Métier : Le diagnostic et le traitement 

Par François Jarraud

 

Quitte à parler d'alourdissement du métier enseignant, allons au bout d'une crise qui pèse sur le recrutement de nouveaux enseignants.

 

Après un quinquennat de pilotage des enseignants par le mépris, la reconnaissance, dans un rapport officiel, de "l'alourdissement" du métier, du rejet général de dispositifs jugés au mieux inutiles, souvent néfastes et chronophages, de conditions de vie très dégradées dans les établissements, tout cela pourrait être une bonne base pour rétablir la confiance entre l'institution et les acteurs de terrain dont l'Education nationale a tant besoin.

 

Pas d'empowerment enseignant. Certes l'alourdissement n'est pas qu'un problème français. Le sentiment de contrôle accru sur la profession est largement partagé dans les pays de l'OCDE avec le pilotage par l'évaluation. Il est déjà ressenti en France quand les enseignants sont obligés de participer à des dispositifs qu'ils jugent néfastes mais pour lesquels ils doivent un lourd travail administratif. Les évaluations nationales, l'accompagnement personnalisé, le LPC en sont de bons exemples. Sur le fond, comme le notait déjà le rapport Pochard, ces empiètements sont d'autant plus ressentis qu'en France l'enseignant traditionnellement ne rend des comptes qu'au niveau national.

 

Mais, sur bien des points, la situation des enseignants français se démarque négativement. Selon Eurostat, dans la majorité des pays européens le temps de travail des enseignants a augmenté durant la dernière décennie. Dans la plupart d'entre eux le temps de service ne se limite pas à des heures de cours et dans 17 pays sur 27 les contrats de travail définissent un temps de présence dans l'établissement scolaire. Mais ce n'est pas pour autant que ce temps dépasse les horaires français. Le temps d'enseignement des professeurs européens est passé de 18 à 20 heures en 2000 à 19 à 23 heures en moyenne en 2009. En France il se situe entre 14 et 26 heures selon la catégorie. Au primaire, où il est unifié, les données OCDE montrent que les enseignants français travaillent beaucoup plus que les autres. Il y a nettement plus d'heures de cours en France qu'ailleurs : 750 heures par an contre 650 ailleurs pour les 7 à 14 ans.

 

Ce que montrent aussi les statistiques européennes c'est par exemple le fait que dans les deux tiers des pays les règlements définissent un nombre maximum d'élèves par classe. Ainsi en Finlande c'est 7 élèves maximum par maître au primaire. Dans la plupart des pays européens, on n'a pas le droit d'entasser plus de 28 élèves par classe au secondaire. Un nombre souvent dépassé dès le primaire en France. Autre sujet oublié par l'Inspection, le niveau des salaires.
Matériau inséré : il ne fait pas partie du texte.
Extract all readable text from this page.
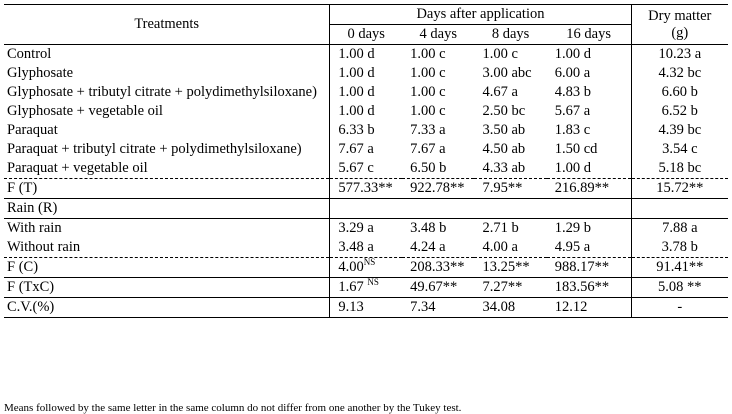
Treatments	Days after application				Dry matter
(g)
	0 days	4 days	8 days	16 days	
Control	1.00 d	1.00 c	1.00 c	1.00 d	10.23 a
Glyphosate	1.00 d	1.00 c	3.00 abc	6.00 a	4.32 bc
Glyphosate + tributyl citrate + polydimethylsiloxane)	1.00 d	1.00 c	4.67 a	4.83 b	6.60 b
Glyphosate + vegetable oil	1.00 d	1.00 c	2.50 bc	5.67 a	6.52 b
Paraquat	6.33 b	7.33 a	3.50 ab	1.83 c	4.39 bc
Paraquat + tributyl citrate + polydimethylsiloxane)	7.67 a	7.67 a	4.50 ab	1.50 cd	3.54 c
Paraquat + vegetable oil	5.67 c	6.50 b	4.33 ab	1.00 d	5.18 bc
F (T)	577.33**	922.78**	7.95**	216.89**	15.72**
Rain (R)					
With rain	3.29 a	3.48 b	2.71 b	1.29 b	7.88 a
Without rain	3.48 a	4.24 a	4.00 a	4.95 a	3.78 b
F (C)	$4.00^{NS}$	208.33**	13.25**	988.17**	91.41**
F (TxC)	1.67 $^{NS}$	49.67**	7.27**	183.56**	5.08 **
C.V.(%)	9.13	7.34	34.08	12.12	-
Means followed by the same letter in the same column do not differ from one another by the Tukey test.
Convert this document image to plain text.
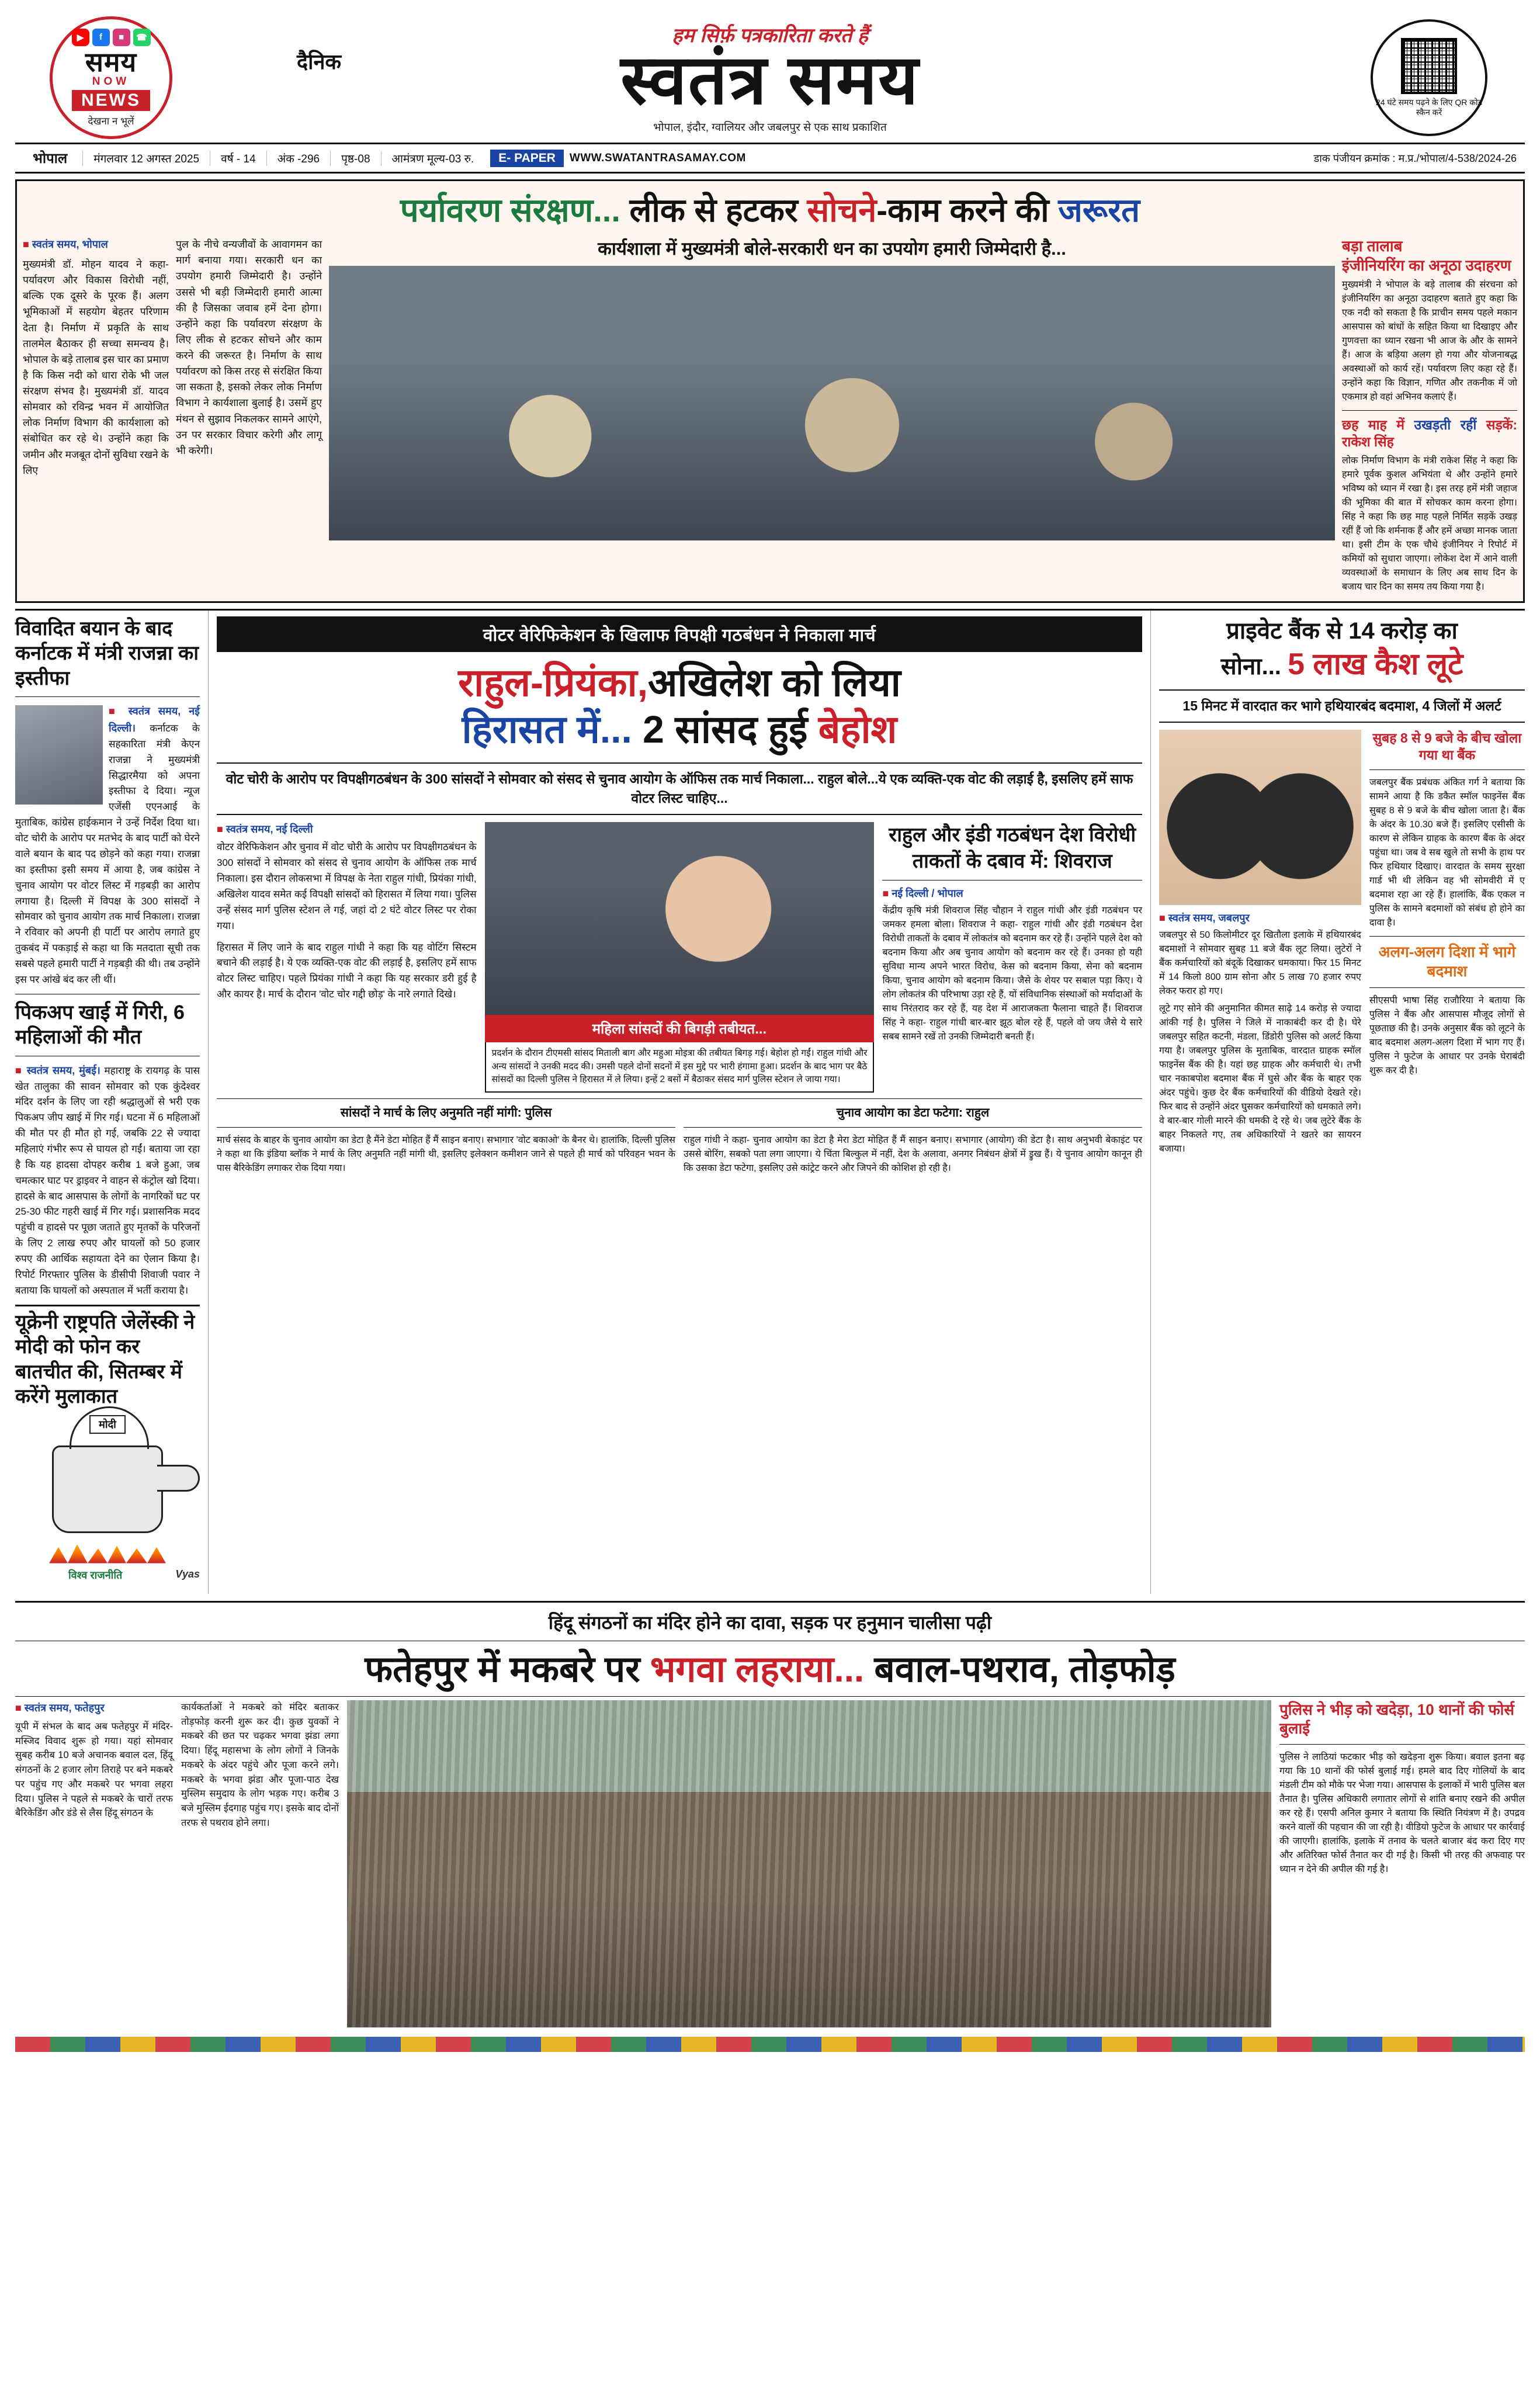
▶	f	■	☎
समय
NOW
NEWS
देखना न भूलें
हम सिर्फ़ पत्रकारिता करते हैं
दैनिक	स्वतंत्र समय
भोपाल, इंदौर, ग्वालियर और जबलपुर से एक साथ प्रकाशित
24 घंटे समय पढ़ने के लिए QR कोड स्कैन करें
भोपाल	मंगलवार 12 अगस्त 2025	वर्ष - 14	अंक -296	पृष्ठ-08	आमंत्रण मूल्य-03 रु.	E- PAPER	WWW.SWATANTRASAMAY.COM	डाक पंजीयन क्रमांक : म.प्र./भोपाल/4-538/2024-26
पर्यावरण संरक्षण... लीक से हटकर सोचने-काम करने की जरूरत
■ स्वतंत्र समय, भोपाल
मुख्यमंत्री डॉ. मोहन यादव ने कहा- पर्यावरण और विकास विरोधी नहीं, बल्कि एक दूसरे के पूरक हैं। अलग भूमिकाओं में सहयोग बेहतर परिणाम देता है। निर्माण में प्रकृति के साथ तालमेल बैठाकर ही सच्चा समन्वय है। भोपाल के बड़े तालाब इस चार का प्रमाण है कि किस नदी को धारा रोके भी जल संरक्षण संभव है। मुख्यमंत्री डॉ. यादव सोमवार को रविन्द्र भवन में आयोजित लोक निर्माण विभाग की कार्यशाला को संबोधित कर रहे थे। उन्होंने कहा कि जमीन और मजबूत दोनों सुविधा रखने के लिए
पुल के नीचे वन्यजीवों के आवागमन का मार्ग बनाया गया। सरकारी धन का उपयोग हमारी जिम्मेदारी है। उन्होंने उससे भी बड़ी जिम्मेदारी हमारी आत्मा की है जिसका जवाब हमें देना होगा। उन्होंने कहा कि पर्यावरण संरक्षण के लिए लीक से हटकर सोचने और काम करने की जरूरत है। निर्माण के साथ पर्यावरण को किस तरह से संरक्षित किया जा सकता है, इसको लेकर लोक निर्माण विभाग ने कार्यशाला बुलाई है। उसमें हुए मंथन से सुझाव निकलकर सामने आएंगे, उन पर सरकार विचार करेगी और लागू भी करेगी।
कार्यशाला में मुख्यमंत्री बोले-सरकारी धन का उपयोग हमारी जिम्मेदारी है...	बड़ा तालाब
इंजीनियरिंग का अनूठा उदाहरण
मुख्यमंत्री ने भोपाल के बड़े तालाब की संरचना को इंजीनियरिंग का अनूठा उदाहरण बताते हुए कहा कि एक नदी को सकता है कि प्राचीन समय पहले मकान आसपास को बांधों के सहित किया था दिखाइए और गुणवत्ता का ध्यान रखना भी आज के और के सामने हैं। आज के बड़िया अलग हो गया और योजनाबद्ध अवस्थाओं को कार्य रहें। पर्यावरण लिए कहा रहे हैं। उन्होंने कहा कि विज्ञान, गणित और तकनीक में जो एकमात्र हो वहां अभिनव कलाएं हैं।
छह माह में उखड़ती रहीं सड़कें: राकेश सिंह
लोक निर्माण विभाग के मंत्री राकेश सिंह ने कहा कि हमारे पूर्वक कुशल अभियंता थे और उन्होंने हमारे भविष्य को ध्यान में रखा है। इस तरह हमें मंत्री जहाज की भूमिका की बात में सोचकर काम करना होगा। सिंह ने कहा कि छह माह पहले निर्मित सड़कें उखड़ रहीं हैं जो कि शर्मनाक हैं और हमें अच्छा मानक जाता था। इसी टीम के एक चौथे इंजीनियर ने रिपोर्ट में कमियों को सुधारा जाएगा। लोकेश देश में आने वाली व्यवस्थाओं के समाधान के लिए अब साथ दिन के बजाय चार दिन का समय तय किया गया है।
विवादित बयान के बाद कर्नाटक में मंत्री राजन्ना का इस्तीफा
■ स्वतंत्र समय, नई दिल्ली। कर्नाटक के सहकारिता मंत्री केएन राजन्ना ने मुख्यमंत्री सिद्धारमैया को अपना इस्तीफा दे दिया। न्यूज एजेंसी एएनआई के मुताबिक, कांग्रेस हाईकमान ने उन्हें निर्देश दिया था। वोट चोरी के आरोप पर मतभेद के बाद पार्टी को घेरने वाले बयान के बाद पद छोड़ने को कहा गया। राजन्ना का इस्तीफा इसी समय में आया है, जब कांग्रेस ने चुनाव आयोग पर वोटर लिस्ट में गड़बड़ी का आरोप लगाया है। दिल्ली में विपक्ष के 300 सांसदों ने सोमवार को चुनाव आयोग तक मार्च निकाला। राजन्ना ने रविवार को अपनी ही पार्टी पर आरोप लगाते हुए तुकबंद में पकड़ाई से कहा था कि मतदाता सूची तक सबसे पहले हमारी पार्टी ने गड़बड़ी की थी। तब उन्होंने इस पर आंखे बंद कर ली थीं।
पिकअप खाई में गिरी, 6 महिलाओं की मौत
■ स्वतंत्र समय, मुंबई। महाराष्ट्र के रायगढ़ के पास खेत तालुका की सावन सोमवार को एक कुंदेश्वर मंदिर दर्शन के लिए जा रही श्रद्धालुओं से भरी एक पिकअप जीप खाई में गिर गई। घटना में 6 महिलाओं की मौत पर ही मौत हो गई, जबकि 22 से ज्यादा महिलाएं गंभीर रूप से घायल हो गईं। बताया जा रहा है कि यह हादसा दोपहर करीब 1 बजे हुआ, जब चमत्कार घाट पर ड्राइवर ने वाहन से कंट्रोल खो दिया। हादसे के बाद आसपास के लोगों के नागरिकों घट पर 25-30 फीट गहरी खाई में गिर गई। प्रशासनिक मदद पहुंची व हादसे पर पूछा जताते हुए मृतकों के परिजनों के लिए 2 लाख रुपए और घायलों को 50 हजार रुपए की आर्थिक सहायता देने का ऐलान किया है। रिपोर्ट गिरफ्तार पुलिस के डीसीपी शिवाजी पवार ने बताया कि घायलों को अस्पताल में भर्ती कराया है।
यूक्रेनी राष्ट्रपति जेलेंस्की ने मोदी को फोन कर बातचीत की, सितम्बर में करेंगे मुलाकात
विश्व राजनीति	Vyas
वोटर वेरिफिकेशन के खिलाफ विपक्षी गठबंधन ने निकाला मार्च
राहुल-प्रियंका,अखिलेश को लिया
हिरासत में... 2 सांसद हुई बेहोश
वोट चोरी के आरोप पर विपक्षीगठबंधन के 300 सांसदों ने सोमवार को संसद से चुनाव आयोग के ऑफिस तक मार्च निकाला... राहुल बोले...ये एक व्यक्ति-एक वोट की लड़ाई है, इसलिए हमें साफ वोटर लिस्ट चाहिए...
■ स्वतंत्र समय, नई दिल्ली
वोटर वेरिफिकेशन और चुनाव में वोट चोरी के आरोप पर विपक्षीगठबंधन के 300 सांसदों ने सोमवार को संसद से चुनाव आयोग के ऑफिस तक मार्च निकाला। इस दौरान लोकसभा में विपक्ष के नेता राहुल गांधी, प्रियंका गांधी, अखिलेश यादव समेत कई विपक्षी सांसदों को हिरासत में लिया गया। पुलिस उन्हें संसद मार्ग पुलिस स्टेशन ले गई, जहां दो 2 घंटे वोटर लिस्ट पर रोका गया।
हिरासत में लिए जाने के बाद राहुल गांधी ने कहा कि यह वोटिंग सिस्टम बचाने की लड़ाई है। ये एक व्यक्ति-एक वोट की लड़ाई है, इसलिए हमें साफ वोटर लिस्ट चाहिए। पहले प्रियंका गांधी ने कहा कि यह सरकार डरी हुई है और कायर है। मार्च के दौरान 'वोट चोर गद्दी छोड़' के नारे लगाते दिखे।
महिला सांसदों की बिगड़ी तबीयत...
प्रदर्शन के दौरान टीएमसी सांसद मिताली बाग और महुआ मोइत्रा की तबीयत बिगड़ गई। बेहोश हो गईं। राहुल गांधी और अन्य सांसदों ने उनकी मदद की। उमसी पहले दोनों सदनों में इस मुद्दे पर भारी हंगामा हुआ। प्रदर्शन के बाद भाग पर बैठे सांसदों का दिल्ली पुलिस ने हिरासत में ले लिया। इन्हें 2 बसों में बैठाकर संसद मार्ग पुलिस स्टेशन ले जाया गया।
राहुल और इंडी गठबंधन देश विरोधी ताकतों के दबाव में: शिवराज
■ नई दिल्ली / भोपाल
केंद्रीय कृषि मंत्री शिवराज सिंह चौहान ने राहुल गांधी और इंडी गठबंधन पर जमकर हमला बोला। शिवराज ने कहा- राहुल गांधी और इंडी गठबंधन देश विरोधी ताकतों के दबाव में लोकतंत्र को बदनाम कर रहे हैं। उन्होंने पहले देश को बदनाम किया और अब चुनाव आयोग को बदनाम कर रहे हैं। उनका हो यही सुविधा मान्य अपने भारत विरोध, केस को बदनाम किया, सेना को बदनाम किया, चुनाव आयोग को बदनाम किया। जैसे के शेयर पर सबाल पड़ा किए। ये लोग लोकतंत्र की परिभाषा उड़ा रहे हैं, यों संविधानिक संस्थाओं को मर्यादाओं के साथ निरंतराद कर रहे हैं, यह देश में आराजकता फैलाना चाहते हैं। शिवराज सिंह ने कहा- राहुल गांधी बार-बार झूठ बोल रहे हैं, पहले वो जय जैसे ये सारे सबब सामने रखें तो उनकी जिम्मेदारी बनती हैं।
सांसदों ने मार्च के लिए अनुमति नहीं मांगी: पुलिस
मार्च संसद के बाहर के चुनाव आयोग का डेटा है मैंने डेटा मोहित हैं मैं साइन बनाए। सभागार 'वोट बकाओ' के बैनर थे। हालांकि, दिल्ली पुलिस ने कहा था कि इंडिया ब्लॉक ने मार्च के लिए अनुमति नहीं मांगी थी, इसलिए इलेक्शन कमीशन जाने से पहले ही मार्च को परिवहन भवन के पास बैरिकेडिंग लगाकर रोक दिया गया।
चुनाव आयोग का डेटा फटेगा: राहुल
राहुल गांधी ने कहा- चुनाव आयोग का डेटा है मेरा डेटा मोहित हैं मैं साइन बनाए। सभागार (आयोग) की डेटा है। साथ अनुभवी बेकाइंट पर उससे बोरिंग, सबको पता लगा जाएगा। ये चिंता बिल्कुल में नहीं, देश के अलावा, अनगर निबंधन क्षेत्रों में ड्रुख हैं। ये चुनाव आयोग कानून ही कि उसका डेटा फटेगा, इसलिए उसे कांट्रेट करने और जिपने की कोशिश हो रही है।
प्राइवेट बैंक से 14 करोड़ का
सोना... 5 लाख कैश लूटे
15 मिनट में वारदात कर भागे हथियारबंद बदमाश, 4 जिलों में अलर्ट
■ स्वतंत्र समय, जबलपुर
जबलपुर से 50 किलोमीटर दूर खितौला इलाके में हथियारबंद बदमाशों ने सोमवार सुबह 11 बजे बैंक लूट लिया। लुटेरों ने बैंक कर्मचारियों को बंदूकें दिखाकर धमकाया। फिर 15 मिनट में 14 किलो 800 ग्राम सोना और 5 लाख 70 हजार रुपए लेकर फरार हो गए।
लूटे गए सोने की अनुमानित कीमत साढ़े 14 करोड़ से ज्यादा आंकी गई है। पुलिस ने जिले में नाकाबंदी कर दी है। घेरे जबलपुर सहित कटनी, मंडला, डिंडोरी पुलिस को अलर्ट किया गया है। जबलपुर पुलिस के मुताबिक, वारदात ग्राहक स्मॉल फाइनेंस बैंक की है। यहां छह ग्राहक और कर्मचारी थे। तभी चार नकाबपोश बदमाश बैंक में घुसे और बैंक के बाहर एक अंदर पहुंचे। कुछ देर बैंक कर्मचारियों की वीडियो देखते रहे। फिर बाद से उन्होंने अंदर घुसकर कर्मचारियों को धमकाते लगे। वे बार-बार गोली मारने की धमकी दे रहे थे। जब लुटेरे बैंक के बाहर निकलते गए, तब अधिकारियों ने खतरे का सायरन बजाया।
सुबह 8 से 9 बजे के बीच खोला गया था बैंक
जबलपुर बैंक प्रबंधक अंकित गर्ग ने बताया कि सामने आया है कि डकैत स्मॉल फाइनेंस बैंक सुबह 8 से 9 बजे के बीच खोला जाता है। बैंक के अंदर के 10.30 बजे हैं। इसलिए एसीसी के कारण से लेकिन ग्राहक के कारण बैंक के अंदर पहुंचा था। जब वे सब खुले तो सभी के हाथ पर फिर हथियार दिखाए। वारदात के समय सुरक्षा गार्ड भी थी लेकिन वह भी सोमवीरी में ए बदमाश रहा आ रहे हैं। हालांकि, बैंक एकल न पुलिस के सामने बदमाशों को संबंध हो होने का दावा है।
अलग-अलग दिशा में भागे बदमाश
सीएसपी भाषा सिंह राजौरिया ने बताया कि पुलिस ने बैंक और आसपास मौजूद लोगों से पूछताछ की है। उनके अनुसार बैंक को लूटने के बाद बदमाश अलग-अलग दिशा में भाग गए हैं। पुलिस ने फुटेज के आधार पर उनके घेराबंदी शुरू कर दी है।
हिंदू संगठनों का मंदिर होने का दावा, सड़क पर हनुमान चालीसा पढ़ी
फतेहपुर में मकबरे पर भगवा लहराया... बवाल-पथराव, तोड़फोड़
■ स्वतंत्र समय, फतेहपुर
यूपी में संभल के बाद अब फतेहपुर में मंदिर-मस्जिद विवाद शुरू हो गया। यहां सोमवार सुबह करीब 10 बजे अचानक बवाल दल, हिंदू संगठनों के 2 हजार लोग तिराहे पर बने मकबरे पर पहुंच गए और मकबरे पर भगवा लहरा दिया। पुलिस ने पहले से मकबरे के चारों तरफ बैरिकेडिंग और डंडे से लैस हिंदू संगठन के
कार्यकर्ताओं ने मकबरे को मंदिर बताकर तोड़फोड़ करनी शुरू कर दी। कुछ युवकों ने मकबरे की छत पर चढ़कर भगवा झंडा लगा दिया। हिंदू महासभा के लोग लोगों ने जिनके मकबरे के अंदर पहुंचे और पूजा करने लगे। मकबरे के भगवा झंडा और पूजा-पाठ देख मुस्लिम समुदाय के लोग भड़क गए। करीब 3 बजे मुस्लिम ईदगाह पहुंच गए। इसके बाद दोनों तरफ से पथराव होने लगा।
पुलिस ने भीड़ को खदेड़ा, 10 थानों की फोर्स बुलाई
पुलिस ने लाठियां फटकार भीड़ को खदेड़ना शुरू किया। बवाल इतना बढ़ गया कि 10 थानों की फोर्स बुलाई गई। हमले बाद दिए गोलियों के बाद मंडली टीम को मौके पर भेजा गया। आसपास के इलाकों में भारी पुलिस बल तैनात है। पुलिस अधिकारी लगातार लोगों से शांति बनाए रखने की अपील कर रहे हैं। एसपी अनिल कुमार ने बताया कि स्थिति नियंत्रण में है। उपद्रव करने वालों की पहचान की जा रही है। वीडियो फुटेज के आधार पर कार्रवाई की जाएगी। हालांकि, इलाके में तनाव के चलते बाजार बंद करा दिए गए और अतिरिक्त फोर्स तैनात कर दी गई है। किसी भी तरह की अफवाह पर ध्यान न देने की अपील की गई है।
Avec la Grèce la France est le seul pays européen où le salaire des enseignants n'a pas augmenté durant la dernière décennie. Chez nous il a diminué en terme de pouvoir d'achat de façon très sensible.  Dans la moitié des pays européens il a augmenté d'au moins 20%. Les salaires des enseignants français sont toujours inférieurs à la moyenne de l' OCDE: 33 359$ pour un enseignant du primaire français contre 38 914 dans l'OCDE; 38 856 en collège français contre 41 701.

 

On mesure alors la modestie des préconisations des inspecteurs. Ils se sont interdits de parler salaire et conditions de travail. Ils constatent les mauvaises conditions de vie dans les établissements mais renvoient la réponse hors de l'éducation nationale. Ils constatent le sentiment d'oppression vécu par les enseignants mais pensent le guérir en renforçant les échelons hiérarchiques. Or, le rapport Debarbieux le montre clairement, la confiance dans ces fameux corps intermédiaires a été largement attaquée de Robien à Chatel.

 

Quand il souffre, le patient s'intéresse moins au diagnostic qu'au traitement. Il ne suffit pas de reconnaître l'alourdissement du travail des enseignants , il est temps d'agir pour le réduire.

 

François Jarraud

 

Par fjarraud , le mardi 25 septembre 2012.

Commentaires

  • burstine, le 26/09/2012 à 19:03
    Et que dire des chefs d'établissements envoyés en stage de formation "managériale" chef FRANCE TELECOM...... (véridique en 2011/2012). N'y a t-il pas assez de suicide chez les enseignants?